No other errors logged. The system was responsive due to a separated ext4 root unrelated to zfs. I was unable to unmount, mount, touch anything zfs-related. I had to issue a unmount/sync/reboot magic sysreq to reboot it.
Maybe the reason we're able to trigger this issue is because these are server systems doing heavy lifting on real parallel threads as opposed to "simulated" under a VM?
I hope this helps. Let me know if I can do anything to help diagnose further.
Edit: I'm reading he metrics on the server and can give some more details. The issue started around 2 o'clock in the morning, The total lockup of the server arrived around 4 o'clock, 2 hours later. I had the following symptoms:
- iowait climbed from 10% to 100% steady, then at 4 o'clock iowait went to 50%, system time went from 0-5% to 50%
- Disk io request went from 200/sec to 0 at 2 o'clock and staid like this until the reset.
- swap usage was around 4GB the whole time (100%), with used swap climbing from 0 to ~512Mb starting at 2 o'clock
- Swap io bytes were high. There was active swap in/out going on. This is not normal. Usually this server has 0% swapping going around.
All other parameters are ok. This last lock-up seems unrelated to the crypt path above. It looks more like the issues of ram starvation like we used to have back a few years ago.
A data point: I left my Xeon D-1540 (8c16t, Broadwell) (Debian buster, 4.19.0-16-amd64, 2.0.3-1~bpo10+1) running a loop for 24 hours of running 16 zfs receives into an encrypted parent of an unencrypted source send (no flags) of a ~39GiB dataset I have, with no VM, just in case it was indeed something that couldn't be triggered for that reason, then destroying them, and so on. No excitement ensued.
Can you share the output of zfs get all [one of these source datasets]
and zpool get all [source pool]
, and the same for the destination pool and dataset? I'd like to eliminate as many possible differences as I can.
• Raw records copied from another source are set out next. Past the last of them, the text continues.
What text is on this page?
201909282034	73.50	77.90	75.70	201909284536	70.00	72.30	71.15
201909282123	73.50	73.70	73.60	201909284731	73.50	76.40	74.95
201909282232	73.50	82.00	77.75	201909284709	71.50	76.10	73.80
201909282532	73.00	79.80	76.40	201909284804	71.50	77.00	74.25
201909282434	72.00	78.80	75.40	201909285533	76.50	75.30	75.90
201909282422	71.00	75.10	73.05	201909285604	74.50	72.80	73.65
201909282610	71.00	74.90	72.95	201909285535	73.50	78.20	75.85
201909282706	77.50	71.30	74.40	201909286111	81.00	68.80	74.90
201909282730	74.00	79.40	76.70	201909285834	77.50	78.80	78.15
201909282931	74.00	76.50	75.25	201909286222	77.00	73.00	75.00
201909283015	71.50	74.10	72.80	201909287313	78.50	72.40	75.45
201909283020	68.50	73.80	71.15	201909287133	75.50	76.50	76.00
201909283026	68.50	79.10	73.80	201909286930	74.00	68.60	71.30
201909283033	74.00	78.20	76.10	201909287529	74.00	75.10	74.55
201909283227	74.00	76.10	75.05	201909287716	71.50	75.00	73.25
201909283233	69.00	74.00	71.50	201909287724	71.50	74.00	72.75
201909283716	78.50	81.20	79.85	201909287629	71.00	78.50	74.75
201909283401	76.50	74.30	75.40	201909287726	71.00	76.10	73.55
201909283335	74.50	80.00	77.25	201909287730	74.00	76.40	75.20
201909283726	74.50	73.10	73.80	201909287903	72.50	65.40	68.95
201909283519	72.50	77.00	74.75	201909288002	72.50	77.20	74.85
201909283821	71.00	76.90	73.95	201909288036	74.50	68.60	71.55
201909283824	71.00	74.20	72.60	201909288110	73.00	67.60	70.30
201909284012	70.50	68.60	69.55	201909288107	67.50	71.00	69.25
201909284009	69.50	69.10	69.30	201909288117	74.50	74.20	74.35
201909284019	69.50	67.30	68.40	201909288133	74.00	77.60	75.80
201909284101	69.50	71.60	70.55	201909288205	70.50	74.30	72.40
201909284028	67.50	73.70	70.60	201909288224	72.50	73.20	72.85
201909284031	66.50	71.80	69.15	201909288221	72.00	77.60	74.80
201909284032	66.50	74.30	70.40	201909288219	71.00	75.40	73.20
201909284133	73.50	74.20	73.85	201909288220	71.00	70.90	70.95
I have randomly picked two sources with two datasets, and the destination: zfs get all output It might be worth noting:
-
I have yet to encounter data corruption (scrubs are monthly, and the issue has been persistent around for about a year now (see target pool creation date)
-
The sends are incremental
-
Example command: /opt/sanoid-2.0.3/syncoid root@source-machine:rpool-ssd/data rpool/backups/source-machine/rpool-ssd/data --skip-parent -r --compress pigz-fast -o ServerAliveCountMax=3 -o ServerAliveInterval=30 --no-sync-snap --debug (there are machines where i make the sync-snap so the --no-sync-snap is omitted)
-
I have summarized the available crash data:
single thread, icp_aes_impl icp_gcm_impl on fastest Apr 02 08:16:26 pve kernel: BUG: kernel NULL pointer dereference, address: 0000000000000000 Apr 14 09:05:41 pve kernel: BUG: kernel NULL pointer dereference, address: 0000000000000000 Apr 17 04:33:22 pve kernel: BUG: kernel NULL pointer dereference, address: 0000000000000000 May 01 16:02:09 pve kernel: BUG: kernel NULL pointer dereference, address: 0000000000000000 May 06 11:46:07 pve kernel: BUG: kernel NULL pointer dereference, address: 0000000000000000 May 12 05:49:43 pve kernel: BUG: kernel NULL pointer dereference, address: 0000000000000000 May 12 21:07:13 pve kernel: BUG: kernel NULL pointer dereference, address: 0000000000000000
(Since the last two crashes where so close to eachother, I've implemented a watchdog and automatic unlocking, and went full berserk, re-enabling concurrency) 4 thread, icp_aes_impl icp_gcm_impl on fastest: May 21 23:25:21 pve kernel: BUG: kernel NULL pointer dereference, address: 0000000000000000 Uptime: 39:46:02 May 24 03:31:06 pve kernel: BUG: kernel NULL pointer dereference, address: 0000000000000000 Uptime: 52:05:45
4 threads icp_aes_impl icp_gcm_impl on generic: May 24 14:00:40 pve kernel: BUG: kernel NULL pointer dereference, address: 0000000000000000 Uptime: 10:29:34 May 26 03:29:24 pve kernel: BUG: kernel NULL pointer dereference, address: 0000000000000000 Uptime: 37:28:44
4 threads icp_aes_impl icp_gcm_impl on x86_64 / pclmulqdq No crash yet, uptime is 3 days, 7:47. (Not even close to the ~2 week best uptime with single thread, but with 4 threads it is the best so far)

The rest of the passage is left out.